Since the start of the Trump presidency, refugee admissions have fallen considerably, and recent reports suggest they will fall further still. Without the consent of Congress, President Trump can only do so much to curb immigrant admissions overall. But he does have expansive authority over refugee admissions, and he is using it to implement at least part of his restrictionist agenda.
Under the Refugee Act of 1980, the president, in consultation with Congress, is charged with setting a refugee ceiling, a hard limit on total refugee admissions, which can be adjusted in tune with changing foreign-policy priorities. During the Obama years, the refugee ceiling started at 80,000 in the 2010 fiscal year, the level set at the tail end of the George W. Bush administration. President Obama then lowered the ceiling to 76,000 in FY2012 and to 70,000 in FY2013 before raising it to 85,000 in FY2016 and, in the last year of his tenure, to 110,000 in FY2017. Having campaigned on slashing refugee admissions, President Trump set the FY2018 ceiling at 45,000, the lowest since the Refugee Act was signed into law, and actual refugee admissions are expected to come in at half that level.

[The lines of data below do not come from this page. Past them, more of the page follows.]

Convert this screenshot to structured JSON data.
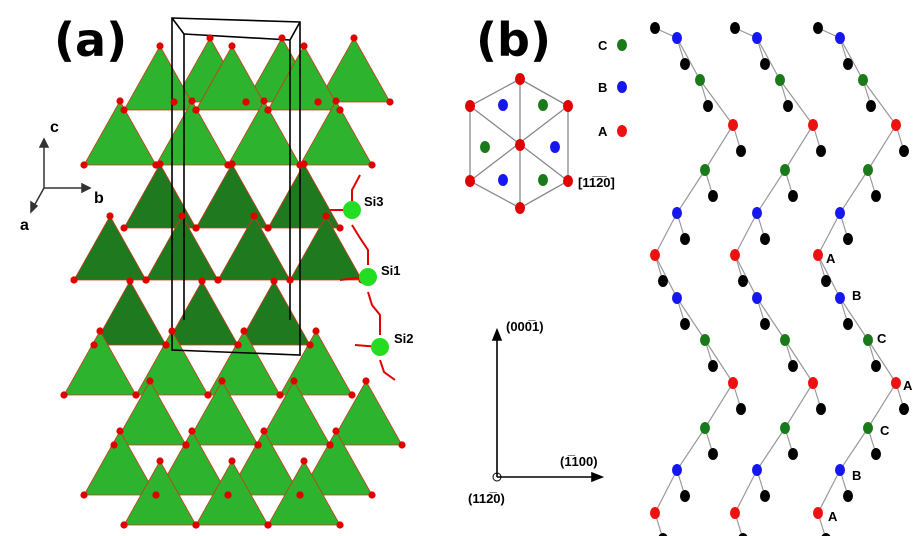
{
  "panel_a": {
    "label": "(a)",
    "axes": {
      "c": "c",
      "b": "b",
      "a": "a"
    },
    "sites": [
      "Si3",
      "Si1",
      "Si2"
    ]
  },
  "panel_b": {
    "label": "(b)",
    "legend": [
      {
        "letter": "C",
        "color": "#1a7a1a"
      },
      {
        "letter": "B",
        "color": "#1616ee"
      },
      {
        "letter": "A",
        "color": "#ee1111"
      }
    ],
    "hex_direction": "[11̅2̅0]",
    "dir_vertical": "(000̅1)",
    "dir_horizontal": "(͟1100)",
    "dir_horizontal_text": "(1̅100)",
    "dir_origin": "(112̅0)",
    "stacking_labels": [
      "A",
      "B",
      "C",
      "A",
      "C",
      "B",
      "A"
    ]
  },
  "colors": {
    "tetra_light": "#2db32d",
    "tetra_dark": "#1f7a1f",
    "oxygen": "#e00000",
    "silicon": "#22dd22",
    "atom_black": "#000000",
    "bond": "#999999"
  }
}
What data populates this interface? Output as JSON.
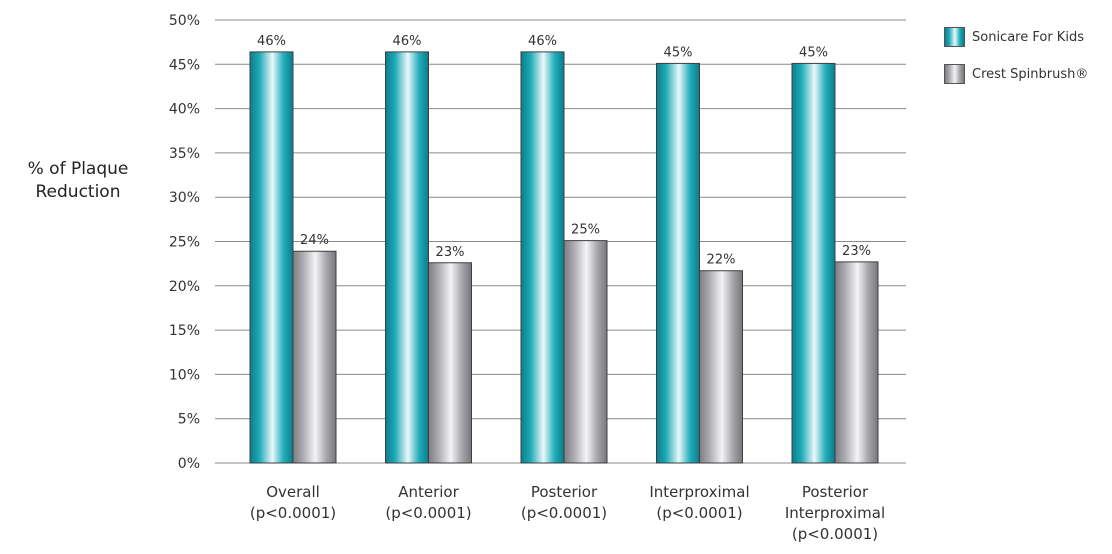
{
  "chart_data": {
    "type": "bar",
    "ylabel": "% of Plaque Reduction",
    "ylim": [
      0,
      50
    ],
    "yticks": [
      "0%",
      "5%",
      "10%",
      "15%",
      "20%",
      "25%",
      "30%",
      "35%",
      "40%",
      "45%",
      "50%"
    ],
    "grid": true,
    "legend_position": "top-right",
    "categories": [
      [
        "Overall",
        "(p<0.0001)"
      ],
      [
        "Anterior",
        "(p<0.0001)"
      ],
      [
        "Posterior",
        "(p<0.0001)"
      ],
      [
        "Interproximal",
        "(p<0.0001)"
      ],
      [
        "Posterior",
        "Interproximal",
        "(p<0.0001)"
      ]
    ],
    "series": [
      {
        "name": "Sonicare For Kids",
        "values": [
          46.4,
          46.4,
          46.4,
          45.1,
          45.1
        ],
        "labels": [
          "46%",
          "46%",
          "46%",
          "45%",
          "45%"
        ],
        "color": "#1fa9b7"
      },
      {
        "name": "Crest Spinbrush®",
        "values": [
          23.9,
          22.6,
          25.1,
          21.7,
          22.7
        ],
        "labels": [
          "24%",
          "23%",
          "25%",
          "22%",
          "23%"
        ],
        "color": "#a9a9ad"
      }
    ]
  }
}
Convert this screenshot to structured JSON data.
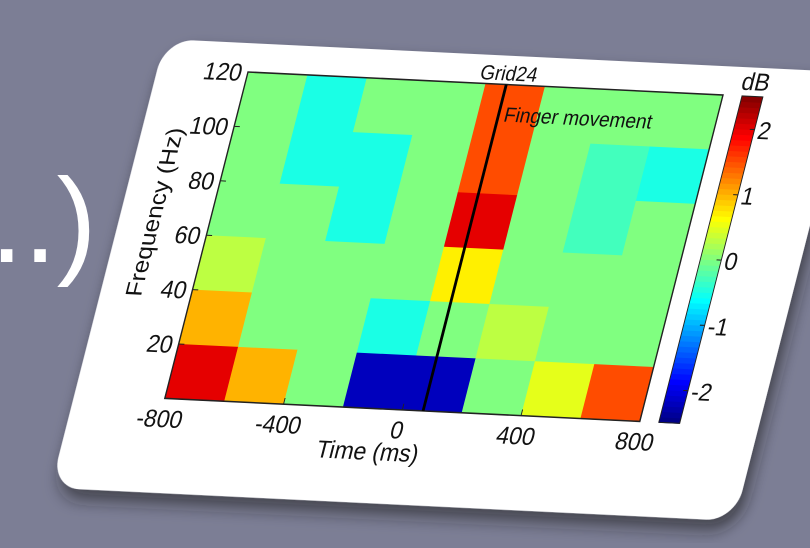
{
  "left_fragment": "..)",
  "chart_data": {
    "type": "heatmap",
    "title": "Grid24",
    "xlabel": "Time (ms)",
    "ylabel": "Frequency (Hz)",
    "x": [
      -700,
      -500,
      -300,
      -100,
      100,
      300,
      500,
      700
    ],
    "y": [
      110,
      90,
      70,
      50,
      30,
      10
    ],
    "z": [
      [
        0,
        -0.5,
        0,
        0,
        1.5,
        0,
        0,
        0
      ],
      [
        0,
        -0.5,
        -0.5,
        0,
        1.5,
        0,
        -0.3,
        -0.5
      ],
      [
        0,
        0,
        -0.5,
        0,
        2,
        0,
        -0.3,
        0
      ],
      [
        0.3,
        0,
        0,
        0,
        0.7,
        0,
        0,
        0
      ],
      [
        1,
        0,
        0,
        -0.5,
        0,
        0.3,
        0,
        0
      ],
      [
        2,
        1,
        0,
        -2.2,
        -2.2,
        0,
        0.5,
        1.5
      ]
    ],
    "xlim": [
      -800,
      800
    ],
    "xticks": [
      -800,
      -400,
      0,
      400,
      800
    ],
    "ylim": [
      0,
      120
    ],
    "yticks": [
      20,
      40,
      60,
      80,
      100,
      120
    ],
    "zlim": [
      -2.5,
      2.5
    ],
    "zticks": [
      -2,
      -1,
      0,
      1,
      2
    ],
    "zlabel": "dB",
    "colormap": "jet",
    "event_line": {
      "x": 70,
      "label": "Finger movement"
    }
  }
}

Before Trump’s singular presidential campaign, widespread skepticism about the wisdom of admitting refugees in large numbers had little effect on policy makers, as leading members of both major parties shared a commitment to the refugee resettlement program, often because they saw refugee admissions as an invaluable foreign-policy tool. That elite bipartisan consensus is now a thing of the past. Stephen Miller, one of Trump’s top policy advisers, has pressed for even steeper reductions in the refugee ceiling for the coming fiscal year, to the consternation of senior diplomats and military officials. We’ll soon know if Miller will get his way. I would be surprised if he did not. For one, Trump apparently believes that lowering the refugee ceiling is good politics, and there is reason to believe he’s right.